DEM holds a conservation easement on the town’s South Farm Preserve on Old Coach Road. The original management plan and easement did not allow buildings on the land. After the easement was in place the Charlestown Conservation Commission requested that they be able to rebuild the sheep barn on that property. DEM revised the easement to allow the building because it was consistent with the purpose of preserving the land, which is to protect the natural resources and farming history of the parcel. In 2006 a town commission suggested using part of South Farm for housing, but DEM’s easement protects the land from housing developments.

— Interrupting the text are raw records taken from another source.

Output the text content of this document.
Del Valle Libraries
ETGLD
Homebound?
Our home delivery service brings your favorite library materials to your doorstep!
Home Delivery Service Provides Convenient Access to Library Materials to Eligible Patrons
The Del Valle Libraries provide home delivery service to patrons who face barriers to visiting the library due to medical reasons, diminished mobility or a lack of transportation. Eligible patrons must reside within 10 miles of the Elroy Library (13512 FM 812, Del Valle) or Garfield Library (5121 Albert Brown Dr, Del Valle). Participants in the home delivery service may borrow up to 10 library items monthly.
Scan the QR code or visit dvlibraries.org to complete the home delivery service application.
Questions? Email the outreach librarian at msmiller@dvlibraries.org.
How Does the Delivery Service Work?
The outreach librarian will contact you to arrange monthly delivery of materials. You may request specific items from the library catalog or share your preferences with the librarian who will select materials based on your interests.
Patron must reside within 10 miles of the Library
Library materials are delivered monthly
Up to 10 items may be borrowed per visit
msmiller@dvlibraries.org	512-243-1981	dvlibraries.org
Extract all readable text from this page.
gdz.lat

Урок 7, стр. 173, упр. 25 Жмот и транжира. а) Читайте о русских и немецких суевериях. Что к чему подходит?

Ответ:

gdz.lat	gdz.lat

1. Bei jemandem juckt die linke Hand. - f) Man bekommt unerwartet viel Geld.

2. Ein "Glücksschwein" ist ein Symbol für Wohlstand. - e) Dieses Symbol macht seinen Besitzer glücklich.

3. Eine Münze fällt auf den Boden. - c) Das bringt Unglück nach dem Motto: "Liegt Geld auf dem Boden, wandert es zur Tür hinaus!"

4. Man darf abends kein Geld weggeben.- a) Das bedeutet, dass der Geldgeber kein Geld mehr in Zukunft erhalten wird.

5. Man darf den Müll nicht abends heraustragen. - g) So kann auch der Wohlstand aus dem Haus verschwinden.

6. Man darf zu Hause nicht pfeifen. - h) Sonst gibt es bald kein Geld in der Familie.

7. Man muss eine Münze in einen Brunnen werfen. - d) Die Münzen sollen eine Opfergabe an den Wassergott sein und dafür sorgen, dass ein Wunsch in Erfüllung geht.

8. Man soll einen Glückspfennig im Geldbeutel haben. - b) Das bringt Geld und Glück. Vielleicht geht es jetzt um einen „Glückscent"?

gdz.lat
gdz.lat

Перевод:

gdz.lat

In the 1990s the Town Council was not protecting the citizens’ right to access School House Pond Preserve, one of Charlestown’s most beautiful properties. Because DEM held an easement to the property, citizens were able to pressure the town to make sure the property was open to the public.

School House Pond Preserve
School House Pond Preserve

Many who argue against placing an easement on land will say that the use of Open Space/Recreation Bond funds for the purchase is enough to enforce the limitation of uses to conservation and recreation. But enforce by whom? Without a conservation easement, citizens would have to hire an attorney and take the town to court.

There is nothing wrong with future town councils proposing bond referenda for uses other than open space such as schools, housing, or other construction and using those funds to acquire land for those purposes. It is wrong to use the popular open space bonds to acquire land for projects that are not open space or recreation and that voters have rejected or won’t support. But past Town Councils have shown that the only thing that stops conversion of open space lands to other uses is a conservation easement held by an organization such as DEM, a land trust, or The Nature Conservancy.

I urge Charlestown voters to vote “YES” on both question 1 and 2 on the June 1st ballot to continue to acquire and protect open space in Charlestown.

Ruth Platner

Ruth is the current Chair of the Charlestown Planning Commission and has been involved in land use issues in Charlestown for over 20 years.